What McNew does relish happening again and again is playing live. “Yo La Tengo shows are really long and have a wide dynamic range, musically and in mood,” he describes. And while they often feature achingly gorgeous quiet moments, often those with Georgia Hubley singing lead, concert-goers probably most remember the moments when Kaplan’s usually mild-mannered self gets taken over by his inner guitar-hulk hero. “I’d say it happens several times every show,” McNew says. “He kind of doesn’t really have a boundary. That segment of a song when he solos is off the cuff and different every day. The length is different, the mood is different. I look forward to that every day. It makes what we do feel more alive. If you could play the same 16-bar solo every day, it’s a riff. We’d hate that so much we’d be physically incapable of doing it. We’d sooner jump off a bridge.”
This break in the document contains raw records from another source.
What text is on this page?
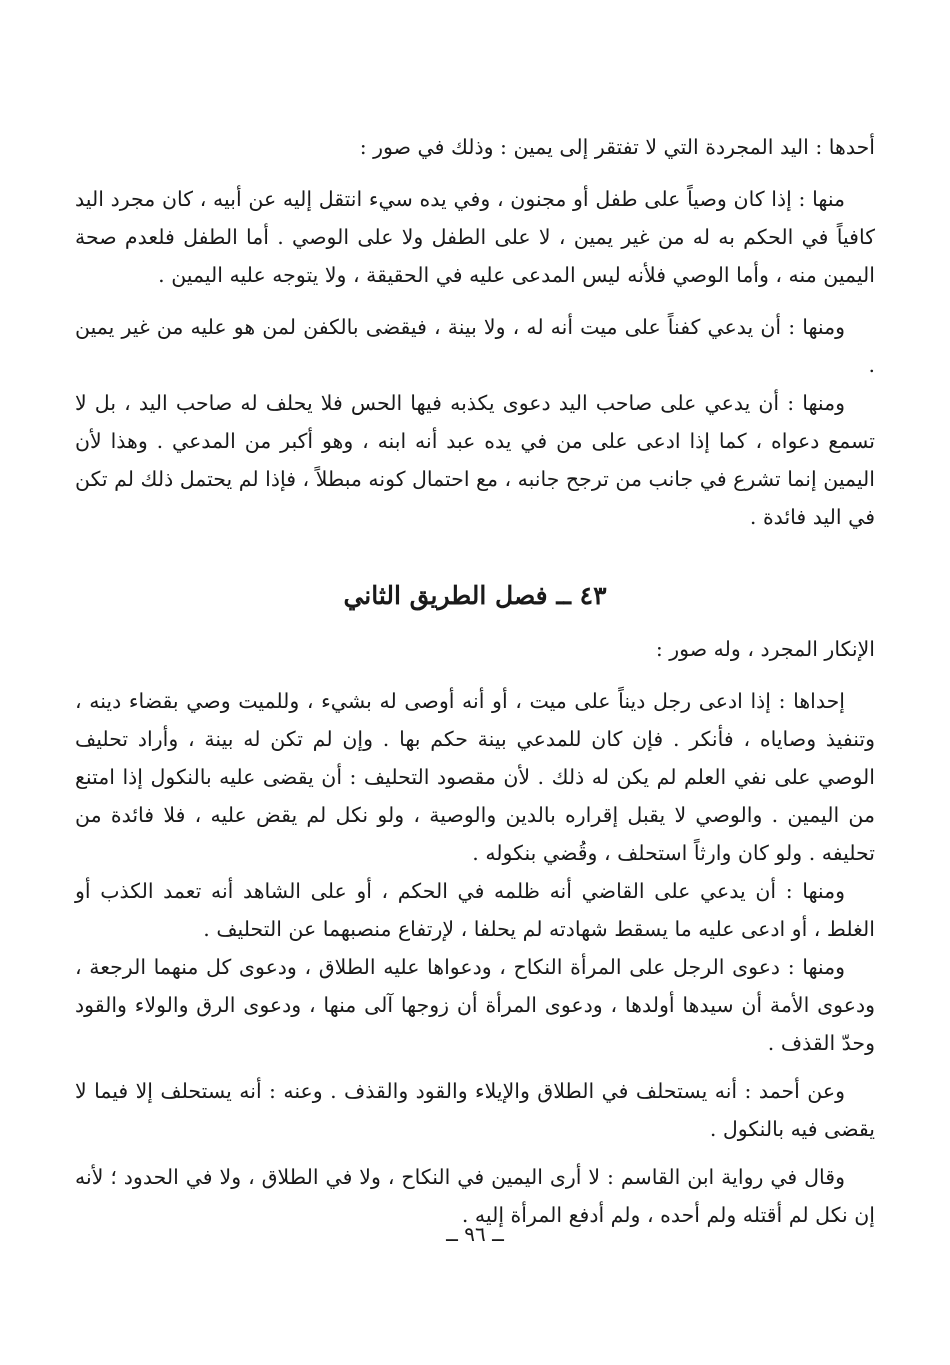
أحدها : اليد المجردة التي لا تفتقر إلى يمين : وذلك في صور :

منها : إذا كان وصياً على طفل أو مجنون ، وفي يده سيء انتقل إليه عن أبيه ، كان مجرد اليد كافياً في الحكم به له من غير يمين ، لا على الطفل ولا على الوصي . أما الطفل فلعدم صحة اليمين منه ، وأما الوصي فلأنه ليس المدعى عليه في الحقيقة ، ولا يتوجه عليه اليمين .

ومنها : أن يدعي كفناً على ميت أنه له ، ولا بينة ، فيقضى بالكفن لمن هو عليه من غير يمين .

ومنها : أن يدعي على صاحب اليد دعوى يكذبه فيها الحس فلا يحلف له صاحب اليد ، بل لا تسمع دعواه ، كما إذا ادعى على من في يده عبد أنه ابنه ، وهو أكبر من المدعي . وهذا لأن اليمين إنما تشرع في جانب من ترجح جانبه ، مع احتمال كونه مبطلاً ، فإذا لم يحتمل ذلك لم تكن في اليد فائدة .

٤٣ ــ فصل الطريق الثاني

الإنكار المجرد ، وله صور :

إحداها : إذا ادعى رجل ديناً على ميت ، أو أنه أوصى له بشيء ، وللميت وصي بقضاء دينه ، وتنفيذ وصاياه ، فأنكر . فإن كان للمدعي بينة حكم بها . وإن لم تكن له بينة ، وأراد تحليف الوصي على نفي العلم لم يكن له ذلك . لأن مقصود التحليف : أن يقضى عليه بالنكول إذا امتنع من اليمين . والوصي لا يقبل إقراره بالدين والوصية ، ولو نكل لم يقض عليه ، فلا فائدة من تحليفه . ولو كان وارثاً استحلف ، وقُضي بنكوله .

ومنها : أن يدعي على القاضي أنه ظلمه في الحكم ، أو على الشاهد أنه تعمد الكذب أو الغلط ، أو ادعى عليه ما يسقط شهادته لم يحلفا ، لإرتفاع منصبهما عن التحليف .

ومنها : دعوى الرجل على المرأة النكاح ، ودعواها عليه الطلاق ، ودعوى كل منهما الرجعة ، ودعوى الأمة أن سيدها أولدها ، ودعوى المرأة أن زوجها آلى منها ، ودعوى الرق والولاء والقود وحدّ القذف .

وعن أحمد : أنه يستحلف في الطلاق والإيلاء والقود والقذف . وعنه : أنه يستحلف إلا فيما لا يقضى فيه بالنكول .

وقال في رواية ابن القاسم : لا أرى اليمين في النكاح ، ولا في الطلاق ، ولا في الحدود ؛ لأنه إن نكل لم أقتله ولم أحده ، ولم أدفع المرأة إليه .

ــ ٩٦ ــ
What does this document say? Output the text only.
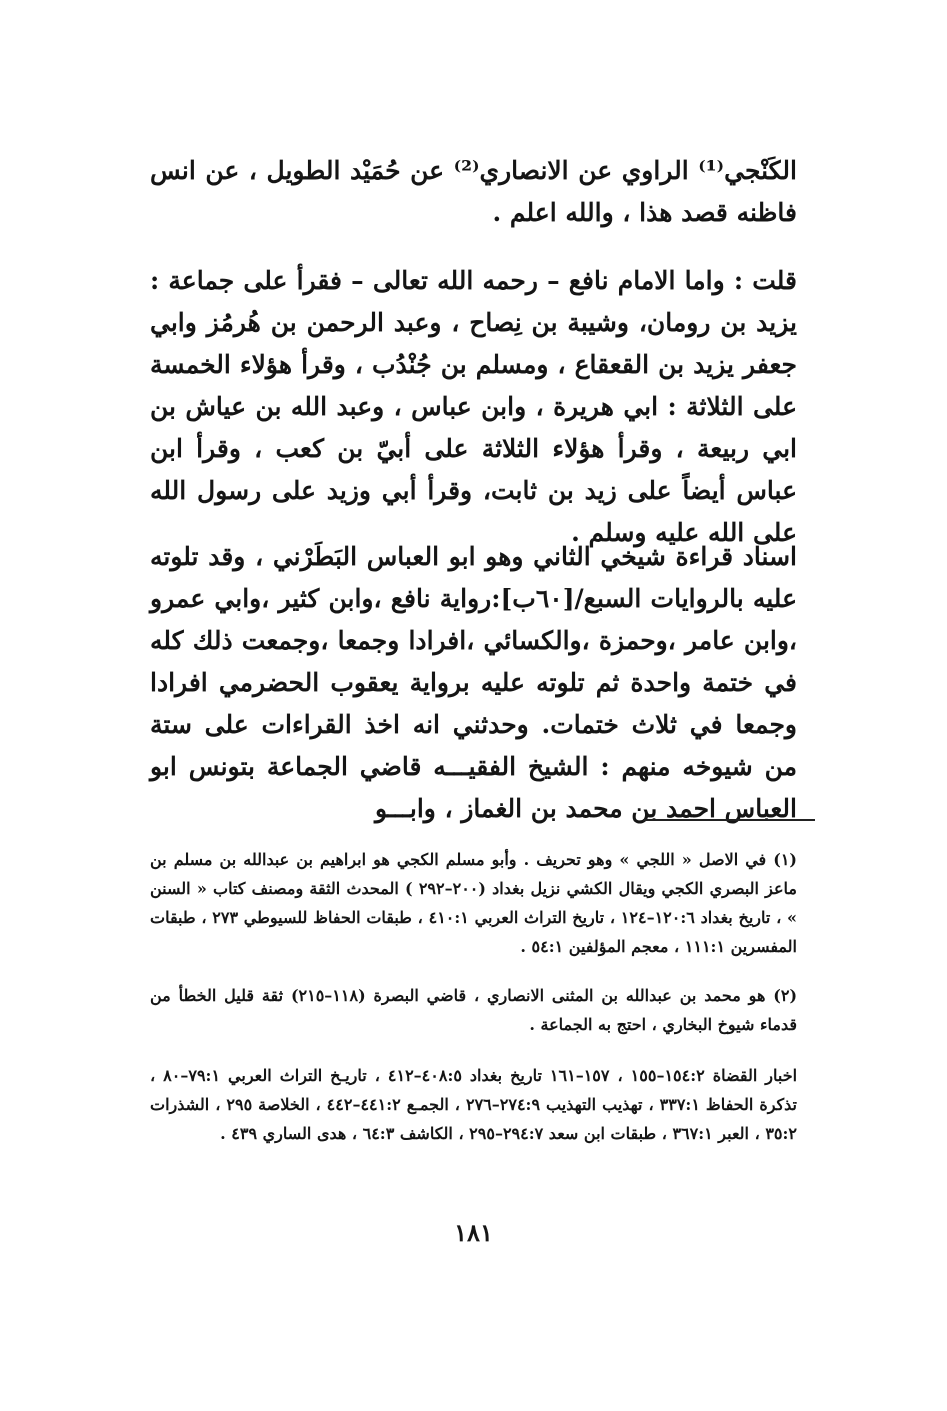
الكَنْجي⁽¹⁾ الراوي عن الانصاري⁽²⁾ عن حُمَيْد الطويل ، عن انس فاظنه قصد هذا ، والله اعلم .

قلت : واما الامام نافع – رحمه الله تعالى – فقرأ على جماعة : يزيد بن رومان، وشيبة بن نِصاح ، وعبد الرحمن بن هُرمُز وابي جعفر يزيد بن القعقاع ، ومسلم بن جُنْدُب ، وقرأ هؤلاء الخمسة على الثلاثة : ابي هريرة ، وابن عباس ، وعبد الله بن عياش بن ابي ربيعة ، وقرأ هؤلاء الثلاثة على أبيّ بن كعب ، وقرأ ابن عباس أيضاً على زيد بن ثابت، وقرأ أبي وزيد على رسول الله على الله عليه وسلم .

اسناد قراءة شيخي الثاني وهو ابو العباس البَطَرْني ، وقد تلوته عليه بالروايات السبع/[٦٠ب]:رواية نافع ،وابن كثير ،وابي عمرو ،وابن عامر ،وحمزة ،والكسائي ،افرادا وجمعا ،وجمعت ذلك كله في ختمة واحدة ثم تلوته عليه برواية يعقوب الحضرمي افرادا وجمعا في ثلاث ختمات. وحدثني انه اخذ القراءات على ستة من شيوخه منهم : الشيخ الفقيـــه قاضي الجماعة بتونس ابو العباس احمد بن محمد بن الغماز ، وابـــو

(١) في الاصل « اللجي » وهو تحريف . وأبو مسلم الكجي هو ابراهيم بن عبدالله بن مسلم بن ماعز البصري الكجي ويقال الكشي نزيل بغداد (٢٠٠–٢٩٢ ) المحدث الثقة ومصنف كتاب « السنن » ، تاريخ بغداد ١٢٠:٦–١٢٤ ، تاريخ التراث العربي ٤١٠:١ ، طبقات الحفاظ للسيوطي ٢٧٣ ، طبقات المفسرين ١١١:١ ، معجم المؤلفين ٥٤:١ .

(٢) هو محمد بن عبدالله بن المثنى الانصاري ، قاضي البصرة (١١٨–٢١٥) ثقة قليل الخطأ من قدماء شيوخ البخاري ، احتج به الجماعة .

اخبار القضاة ١٥٤:٢–١٥٥ ، ١٥٧–١٦١ تاريخ بغداد ٤٠٨:٥–٤١٢ ، تاريـخ التراث العربي ٧٩:١–٨٠ ، تذكرة الحفاظ ٣٣٧:١ ، تهذيب التهذيب ٢٧٤:٩–٢٧٦ ، الجمـع ٤٤١:٢–٤٤٢ ، الخلاصة ٢٩٥ ، الشذرات ٣٥:٢ ، العبر ٣٦٧:١ ، طبقات ابن سعد ٢٩٤:٧–٢٩٥ ، الكاشف ٦٤:٣ ، هدى الساري ٤٣٩ .

١٨١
Unpredictability, of course, is one of the things YLT fans cherish about the band. All three members seem to have an encyclopedic knowledge and love of rock, pop, folk, jazz, even show tunes, and that means they can drop stunning covers of the likes of Richard Hell, the Beach Boys, Bert Jansch, Sun Ra, and “Love Power” from the original version of The Producers. Alas, they probably won’t cover any songs by Dump, McNew’s four-track home-recording side project, not even a Prince cover (as Dump, McNew recorded a wonderful album’s worth of the Purple One’s best, which they dubbed That Skinny Mother Fucker with the High Voice). “It’s been ages [since I recorded as Dump],” he admits. “But there’s been talk of some activity coming up this summer, a large reissue project.”

McNew also hopes to get back to one of his pet projects on the Yo La Tengo Web site: his TV blog, On the Couch with James. “I’ve always got time for TV, but there hasn’t been that much I’ve been moved by,” he says as explanation for why he hasn’t kept it up. “Just writing about stuff I don’t like, it’s kind of cheap. I don’t want to be that guy.” He does admit to liking Tim and Eric, Awesome Show, Great Job! on Adult Swim and AMC’s Breaking Bad, adding, “Both feature Bob Odenkirk on occasion, and where Bob goes, I go.” That’s little surprise, given Odenkirk directed and starred in Yo La Tengo’s video for their 1997 zingy rocker “Sugarcube,” in which the band is sent off to a hilarious rock camp (one teacher solemnly recites Rush lyrics, while another stresses “Number one, arena. Number nothing, indie rock club”).

Of course, McNew and the band would like nothing more than for us to check them out at our local indie rock club. “What else is there to do that night? What’s a Monday night TV show you can’t tape?” he says. “College basketball is over, and it’s too early in the baseball season for anyone to care, so why not come down to the show?”